Простая, наглядная фабула, просто рассказанная. Предположим, что лет через двести не будет войн, убийств, всяческого взаимоистребления людей. Но кровь все равно будет литься, хотя мы и отвыкнем от ее запаха. Тщательно засекреченные бойни будут снабжать кровавым продуктом население, которое охотно даст себя обманывать россказнями об идеально синтезируемых животных белках, избавляющих род людской от убиения живых существ. Все будут довольны. Молодой изобретатель, неосторожно проникший в тайну одной такой гигиенической супербойни, «узнавший зло», проглатывает новый опыт не поперхнувшись: делать-то нечего. Конечно, Маканин не обошелся умозрительной фабулой, одарил-таки нас и «картинкой». Командированный изобретатель, при исполнении обязанностей, прокручивает отснятый на пленку технологический процесс от конца к началу: приготовленные к употреблению бифштексы превращаются в куски разделанных туш, куски срастаются, одеваются шкурами, венчаются рогами, встают – и вот уже буренки щиплют траву, поглядывая с экрана своими кроткими глазами. Такое и Гансу Касторпу не приснится.
Это необременительное воскрешение забиваемых и поядаемых Маканин без обиняков сравнивает с тем, что от века вершится искусством: «И Рафаэль занимался этим» загадочный, но тут же получающий разгадку слоган на стене одного из тамошних помещений. Искусство замалевывает злую тайну бытия, наносит на лицо жизни грим, именуемый гармонией. Старое обвинение, которое бросали искусству все левые культур-идеологи на протяжении истекшего века.
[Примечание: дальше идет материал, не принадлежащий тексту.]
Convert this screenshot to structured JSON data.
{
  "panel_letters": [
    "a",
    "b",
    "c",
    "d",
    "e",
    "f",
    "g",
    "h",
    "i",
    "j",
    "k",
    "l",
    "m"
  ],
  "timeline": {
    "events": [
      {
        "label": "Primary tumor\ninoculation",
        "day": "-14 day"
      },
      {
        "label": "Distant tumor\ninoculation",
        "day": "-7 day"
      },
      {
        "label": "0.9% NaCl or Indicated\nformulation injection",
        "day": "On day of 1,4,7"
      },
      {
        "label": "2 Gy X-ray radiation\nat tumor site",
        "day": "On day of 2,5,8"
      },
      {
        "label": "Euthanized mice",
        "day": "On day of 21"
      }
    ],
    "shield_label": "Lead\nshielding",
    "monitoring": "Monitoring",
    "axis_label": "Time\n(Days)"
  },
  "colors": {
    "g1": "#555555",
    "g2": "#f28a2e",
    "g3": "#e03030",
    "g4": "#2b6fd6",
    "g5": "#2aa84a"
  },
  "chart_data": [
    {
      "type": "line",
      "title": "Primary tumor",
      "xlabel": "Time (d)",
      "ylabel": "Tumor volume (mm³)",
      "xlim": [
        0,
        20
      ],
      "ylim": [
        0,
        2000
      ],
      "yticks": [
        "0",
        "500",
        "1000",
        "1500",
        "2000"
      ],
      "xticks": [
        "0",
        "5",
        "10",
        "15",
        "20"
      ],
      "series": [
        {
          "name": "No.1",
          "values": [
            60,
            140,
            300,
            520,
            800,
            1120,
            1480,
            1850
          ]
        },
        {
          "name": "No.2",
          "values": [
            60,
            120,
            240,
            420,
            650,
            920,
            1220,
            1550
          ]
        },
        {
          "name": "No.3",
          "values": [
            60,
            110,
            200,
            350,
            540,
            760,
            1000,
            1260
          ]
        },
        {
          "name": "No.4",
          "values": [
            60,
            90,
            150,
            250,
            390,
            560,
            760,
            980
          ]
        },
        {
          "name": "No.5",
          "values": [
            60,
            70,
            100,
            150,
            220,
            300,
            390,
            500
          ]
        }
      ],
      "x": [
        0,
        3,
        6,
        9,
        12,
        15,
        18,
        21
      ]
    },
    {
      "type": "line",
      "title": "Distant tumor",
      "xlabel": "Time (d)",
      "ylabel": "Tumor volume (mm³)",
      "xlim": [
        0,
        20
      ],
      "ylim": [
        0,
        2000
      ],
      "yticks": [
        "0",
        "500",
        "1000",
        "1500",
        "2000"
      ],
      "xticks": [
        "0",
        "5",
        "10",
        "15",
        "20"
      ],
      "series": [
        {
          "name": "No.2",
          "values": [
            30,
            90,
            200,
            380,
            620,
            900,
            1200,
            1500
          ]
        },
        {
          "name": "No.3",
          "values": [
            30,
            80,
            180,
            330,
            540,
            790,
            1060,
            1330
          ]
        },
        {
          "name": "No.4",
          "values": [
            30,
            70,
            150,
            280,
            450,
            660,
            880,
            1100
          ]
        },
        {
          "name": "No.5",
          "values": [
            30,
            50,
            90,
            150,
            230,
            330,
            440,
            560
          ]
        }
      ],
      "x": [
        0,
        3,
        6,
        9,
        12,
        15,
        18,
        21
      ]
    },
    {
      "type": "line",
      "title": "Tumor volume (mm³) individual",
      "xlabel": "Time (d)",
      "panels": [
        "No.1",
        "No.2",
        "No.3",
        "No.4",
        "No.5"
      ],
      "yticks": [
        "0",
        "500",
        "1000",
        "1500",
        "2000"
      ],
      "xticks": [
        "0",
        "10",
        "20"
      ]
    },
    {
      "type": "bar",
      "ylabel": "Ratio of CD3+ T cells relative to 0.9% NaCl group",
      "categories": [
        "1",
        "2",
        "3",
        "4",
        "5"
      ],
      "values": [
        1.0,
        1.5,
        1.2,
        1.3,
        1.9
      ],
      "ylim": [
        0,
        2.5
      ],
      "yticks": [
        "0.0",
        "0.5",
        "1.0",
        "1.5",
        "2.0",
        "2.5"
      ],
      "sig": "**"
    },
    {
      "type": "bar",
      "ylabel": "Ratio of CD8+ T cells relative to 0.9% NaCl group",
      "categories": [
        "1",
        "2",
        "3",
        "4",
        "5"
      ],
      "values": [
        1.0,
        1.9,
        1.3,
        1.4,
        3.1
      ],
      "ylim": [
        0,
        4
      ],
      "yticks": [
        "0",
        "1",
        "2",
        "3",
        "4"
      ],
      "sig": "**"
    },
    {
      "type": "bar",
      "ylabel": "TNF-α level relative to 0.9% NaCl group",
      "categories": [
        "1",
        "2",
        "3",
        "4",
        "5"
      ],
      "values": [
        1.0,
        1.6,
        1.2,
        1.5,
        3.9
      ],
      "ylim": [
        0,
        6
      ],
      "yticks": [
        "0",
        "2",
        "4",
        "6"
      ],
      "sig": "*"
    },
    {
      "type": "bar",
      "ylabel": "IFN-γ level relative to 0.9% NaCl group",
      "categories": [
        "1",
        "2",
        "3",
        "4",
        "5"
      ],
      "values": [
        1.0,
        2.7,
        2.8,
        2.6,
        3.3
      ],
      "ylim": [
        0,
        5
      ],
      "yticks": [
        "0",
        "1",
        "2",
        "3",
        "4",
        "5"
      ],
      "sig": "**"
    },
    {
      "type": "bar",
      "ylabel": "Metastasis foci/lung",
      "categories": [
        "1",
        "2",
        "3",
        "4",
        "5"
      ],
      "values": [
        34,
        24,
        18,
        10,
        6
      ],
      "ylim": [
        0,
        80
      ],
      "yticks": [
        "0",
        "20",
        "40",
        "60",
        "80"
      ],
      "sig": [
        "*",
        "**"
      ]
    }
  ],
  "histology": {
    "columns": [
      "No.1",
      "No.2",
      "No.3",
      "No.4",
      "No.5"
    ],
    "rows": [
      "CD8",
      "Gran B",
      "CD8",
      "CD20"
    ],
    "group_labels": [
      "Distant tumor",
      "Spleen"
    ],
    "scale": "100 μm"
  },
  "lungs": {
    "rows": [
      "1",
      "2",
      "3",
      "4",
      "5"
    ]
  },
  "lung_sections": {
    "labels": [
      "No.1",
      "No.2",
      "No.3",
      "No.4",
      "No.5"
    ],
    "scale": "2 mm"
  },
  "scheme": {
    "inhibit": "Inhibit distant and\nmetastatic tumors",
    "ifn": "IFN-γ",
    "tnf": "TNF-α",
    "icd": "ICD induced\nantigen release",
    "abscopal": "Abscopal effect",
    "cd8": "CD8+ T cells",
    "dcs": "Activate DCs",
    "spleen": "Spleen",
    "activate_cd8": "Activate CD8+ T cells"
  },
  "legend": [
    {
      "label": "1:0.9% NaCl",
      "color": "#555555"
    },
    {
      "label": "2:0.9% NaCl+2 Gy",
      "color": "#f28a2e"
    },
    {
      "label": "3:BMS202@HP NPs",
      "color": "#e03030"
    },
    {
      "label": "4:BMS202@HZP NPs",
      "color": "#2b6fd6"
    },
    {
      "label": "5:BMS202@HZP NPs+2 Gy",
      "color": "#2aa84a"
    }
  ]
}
Но у Маканина оно звучит честней и весомей, потому что этим укором он не стремится обеспечить себе мандат на изничтожение художественных шедевров и сокрушение художественных форм; не анархист он и не разрушитель, ему самому страшно.
Но, Боже мой, что еще напомнила маканинская «картинка с бойни»?
И чудо в пустыне тогда совершилось:
Минувшее в новой красе оживилось…
…………………………….
И ветхие кости ослицы встают,
И телом оделись, и рев издают…
Пародируется – невольно, но логично – уже не чудо искусства, а чудо возрождения, восстание из мертвых («И Пушкин занимался этим»). Раз воскресение иллюзорно значит, зло неизбывно.
Сюжет из будущего, с законспирированными очагами убийства, вплетен – так сказать, на правах пробной реальности – в другой: о человеке, не выносящем картины чужих мучений, будь то даже случайно раздавленный машиной голубь. Те, кто отводит глаза от зла (как безмятежные поглощатели мнимо-синтетических отбивных), и те, чей взгляд гипнотически к нему прикован (как уже представленный выше Илья Иванович), – равно разоружены, хотя вторые привлекательнее первых. Илья Иванович пытается укрыться от вездесущего зла в безгреховном оазисе, где невинность покупается слишком дорогой ценой, – в психиатрической больнице, «перепрофилированной из бывшего монастыря». Но, видно, смена профиля не пошла «хорошо огражденному заведению» на пользу: Илья Иванович умирает, побежденный внутренней тревогой.